The City Clinic Cohort Study: Hepatitis B, HTLV-III/LAV, and CDC AIDS Project 24

AbstractAnticipating the availability of a safe vaccine, scientists at the Center for Disease Control (CDC) planned for a multicenter study of the prevalence, incidence, and efficacy of an experimental vaccine for hepatitis B in 1977, conducted the study among homosexual male volunteers in five collaborating sexually transmitted infection (STI) clinics in the United States from April 1978 through 1980, and concluded that the candidate vaccine was highly efficacious in preventing infections with the hepatitis B virus. Then something completely unexpected and portentous happened.

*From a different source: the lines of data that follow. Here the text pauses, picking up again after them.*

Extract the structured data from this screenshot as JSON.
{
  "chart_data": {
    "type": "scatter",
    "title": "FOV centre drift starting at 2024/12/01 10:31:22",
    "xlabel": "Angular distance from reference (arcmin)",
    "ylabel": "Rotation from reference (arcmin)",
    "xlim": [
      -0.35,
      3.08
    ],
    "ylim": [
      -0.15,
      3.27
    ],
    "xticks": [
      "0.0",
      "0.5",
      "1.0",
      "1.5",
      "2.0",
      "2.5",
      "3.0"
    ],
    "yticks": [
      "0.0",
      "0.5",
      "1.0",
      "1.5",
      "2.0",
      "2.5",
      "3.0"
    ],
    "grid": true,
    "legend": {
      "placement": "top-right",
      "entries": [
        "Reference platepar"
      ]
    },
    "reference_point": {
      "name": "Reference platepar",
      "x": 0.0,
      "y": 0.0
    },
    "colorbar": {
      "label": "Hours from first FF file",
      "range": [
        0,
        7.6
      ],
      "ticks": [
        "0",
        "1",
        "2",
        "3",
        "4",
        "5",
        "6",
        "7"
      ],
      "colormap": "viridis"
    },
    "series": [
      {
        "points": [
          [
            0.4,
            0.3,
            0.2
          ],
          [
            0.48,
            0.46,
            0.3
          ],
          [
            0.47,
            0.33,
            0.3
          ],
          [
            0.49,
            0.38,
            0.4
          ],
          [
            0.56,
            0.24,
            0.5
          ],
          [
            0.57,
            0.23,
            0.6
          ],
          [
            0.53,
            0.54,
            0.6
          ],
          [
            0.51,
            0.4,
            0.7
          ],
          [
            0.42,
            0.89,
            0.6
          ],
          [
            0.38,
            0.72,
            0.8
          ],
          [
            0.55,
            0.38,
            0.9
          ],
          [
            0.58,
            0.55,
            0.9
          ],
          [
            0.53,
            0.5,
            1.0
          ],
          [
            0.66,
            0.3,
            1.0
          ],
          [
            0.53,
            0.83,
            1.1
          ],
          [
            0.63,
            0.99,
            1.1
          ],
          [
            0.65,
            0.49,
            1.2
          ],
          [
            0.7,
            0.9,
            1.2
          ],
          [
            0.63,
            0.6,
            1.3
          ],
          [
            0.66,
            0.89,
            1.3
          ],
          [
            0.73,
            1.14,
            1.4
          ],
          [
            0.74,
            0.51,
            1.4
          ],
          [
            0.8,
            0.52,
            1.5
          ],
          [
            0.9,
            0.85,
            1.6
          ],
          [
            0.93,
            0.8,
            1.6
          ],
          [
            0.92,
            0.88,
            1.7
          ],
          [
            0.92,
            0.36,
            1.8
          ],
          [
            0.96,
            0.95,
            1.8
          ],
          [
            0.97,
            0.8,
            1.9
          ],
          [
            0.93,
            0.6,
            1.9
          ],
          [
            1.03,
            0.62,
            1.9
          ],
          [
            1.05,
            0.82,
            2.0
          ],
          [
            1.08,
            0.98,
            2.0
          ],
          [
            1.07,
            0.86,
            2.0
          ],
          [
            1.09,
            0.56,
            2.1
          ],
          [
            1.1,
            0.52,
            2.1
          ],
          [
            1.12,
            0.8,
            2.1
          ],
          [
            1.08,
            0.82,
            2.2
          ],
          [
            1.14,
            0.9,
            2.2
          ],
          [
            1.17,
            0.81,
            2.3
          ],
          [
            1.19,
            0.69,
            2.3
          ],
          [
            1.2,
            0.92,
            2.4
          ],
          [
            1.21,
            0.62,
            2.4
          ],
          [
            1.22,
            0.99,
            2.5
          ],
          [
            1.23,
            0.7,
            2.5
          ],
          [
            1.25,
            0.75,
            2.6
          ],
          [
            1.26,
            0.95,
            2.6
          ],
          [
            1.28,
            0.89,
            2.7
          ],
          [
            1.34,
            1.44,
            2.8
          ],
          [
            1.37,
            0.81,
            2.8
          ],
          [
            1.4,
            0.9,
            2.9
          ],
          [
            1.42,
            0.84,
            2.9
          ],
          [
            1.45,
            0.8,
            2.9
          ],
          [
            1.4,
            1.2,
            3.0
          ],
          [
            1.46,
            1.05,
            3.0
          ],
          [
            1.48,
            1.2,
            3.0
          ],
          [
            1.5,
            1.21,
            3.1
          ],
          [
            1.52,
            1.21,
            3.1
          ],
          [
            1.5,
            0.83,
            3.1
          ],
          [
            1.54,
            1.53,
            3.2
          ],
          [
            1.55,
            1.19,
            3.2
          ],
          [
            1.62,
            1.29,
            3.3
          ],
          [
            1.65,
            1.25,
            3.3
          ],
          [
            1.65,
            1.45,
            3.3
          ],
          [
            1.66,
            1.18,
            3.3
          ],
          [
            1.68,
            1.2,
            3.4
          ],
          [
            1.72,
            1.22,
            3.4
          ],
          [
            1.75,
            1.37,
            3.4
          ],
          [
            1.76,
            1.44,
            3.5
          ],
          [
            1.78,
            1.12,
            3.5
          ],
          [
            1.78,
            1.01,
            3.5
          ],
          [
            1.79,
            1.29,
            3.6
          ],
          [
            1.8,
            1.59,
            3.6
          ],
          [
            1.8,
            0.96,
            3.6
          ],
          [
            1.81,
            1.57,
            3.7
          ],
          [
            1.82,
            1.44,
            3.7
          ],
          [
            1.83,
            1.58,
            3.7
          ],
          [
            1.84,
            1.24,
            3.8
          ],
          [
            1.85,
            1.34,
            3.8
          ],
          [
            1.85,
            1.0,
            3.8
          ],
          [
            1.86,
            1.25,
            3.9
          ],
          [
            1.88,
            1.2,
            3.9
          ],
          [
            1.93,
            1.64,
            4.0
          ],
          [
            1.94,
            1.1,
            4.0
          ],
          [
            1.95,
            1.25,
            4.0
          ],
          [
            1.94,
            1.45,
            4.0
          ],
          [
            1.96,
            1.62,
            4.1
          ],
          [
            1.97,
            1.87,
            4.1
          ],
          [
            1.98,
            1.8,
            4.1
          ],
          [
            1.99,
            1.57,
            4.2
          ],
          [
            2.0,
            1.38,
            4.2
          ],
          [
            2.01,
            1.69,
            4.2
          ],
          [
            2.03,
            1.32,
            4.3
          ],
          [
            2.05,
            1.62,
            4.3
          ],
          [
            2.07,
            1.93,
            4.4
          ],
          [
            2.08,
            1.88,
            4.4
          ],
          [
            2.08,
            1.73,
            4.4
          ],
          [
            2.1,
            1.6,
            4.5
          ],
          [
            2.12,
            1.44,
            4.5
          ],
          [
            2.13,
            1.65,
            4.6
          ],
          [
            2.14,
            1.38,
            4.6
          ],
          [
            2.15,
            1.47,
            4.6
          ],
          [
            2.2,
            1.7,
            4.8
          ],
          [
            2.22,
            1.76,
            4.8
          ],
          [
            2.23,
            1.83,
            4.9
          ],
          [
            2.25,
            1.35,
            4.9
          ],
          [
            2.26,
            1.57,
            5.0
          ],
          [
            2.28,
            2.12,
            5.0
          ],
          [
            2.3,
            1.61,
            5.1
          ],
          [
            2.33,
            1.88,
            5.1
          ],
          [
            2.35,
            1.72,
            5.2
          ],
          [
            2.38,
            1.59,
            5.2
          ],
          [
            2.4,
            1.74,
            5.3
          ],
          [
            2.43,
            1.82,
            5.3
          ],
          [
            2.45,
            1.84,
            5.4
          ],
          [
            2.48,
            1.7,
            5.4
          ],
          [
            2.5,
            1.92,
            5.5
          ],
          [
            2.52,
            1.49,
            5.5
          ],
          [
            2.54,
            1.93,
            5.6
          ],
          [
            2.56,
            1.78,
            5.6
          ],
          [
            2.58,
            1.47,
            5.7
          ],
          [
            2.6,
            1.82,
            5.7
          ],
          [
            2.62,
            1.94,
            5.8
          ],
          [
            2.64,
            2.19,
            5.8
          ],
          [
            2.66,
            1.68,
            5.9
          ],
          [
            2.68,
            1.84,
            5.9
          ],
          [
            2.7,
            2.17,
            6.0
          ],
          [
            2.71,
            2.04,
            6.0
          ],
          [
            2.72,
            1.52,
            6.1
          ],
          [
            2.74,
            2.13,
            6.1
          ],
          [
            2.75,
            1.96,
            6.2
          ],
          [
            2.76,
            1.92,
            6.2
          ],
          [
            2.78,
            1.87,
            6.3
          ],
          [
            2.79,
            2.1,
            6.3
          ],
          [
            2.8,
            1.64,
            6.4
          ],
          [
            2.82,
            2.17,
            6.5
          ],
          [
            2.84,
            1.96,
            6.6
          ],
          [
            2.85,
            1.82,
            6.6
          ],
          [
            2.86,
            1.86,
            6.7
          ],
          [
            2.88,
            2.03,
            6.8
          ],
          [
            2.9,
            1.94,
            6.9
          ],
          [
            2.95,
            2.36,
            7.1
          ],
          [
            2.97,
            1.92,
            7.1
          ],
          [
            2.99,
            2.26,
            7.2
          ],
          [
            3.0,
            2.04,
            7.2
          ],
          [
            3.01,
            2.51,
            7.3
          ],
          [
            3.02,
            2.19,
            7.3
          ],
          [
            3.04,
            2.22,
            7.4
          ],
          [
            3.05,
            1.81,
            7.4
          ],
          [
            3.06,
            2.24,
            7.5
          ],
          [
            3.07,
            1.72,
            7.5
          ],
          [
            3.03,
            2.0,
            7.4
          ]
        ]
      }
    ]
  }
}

Some successfully vaccinated as well as other homosexual and bisexual men began to show signs and symptoms of a rare cancer, Kaposi ’s sarcoma, and opportunistic infections typically associated with severe immunodeficiency. As early as October 1983, members of the Hepatitis B study cohort in San Francisco were invited to return to the city STI clinic for further examinations, testing, and confidential interviews about their se xual and other practices. CDC AIDS Project 24 was designed to help describe the natural history of AIDS, define risk factors, and predict future trends. It produced some of the earliest and most convincing scientific evidence about the seriousness and extent of the AIDS epidemic among homosexual and bisexual men in the United States. How the City Clinic Cohort Study came about and evolved is the focus of this commentary.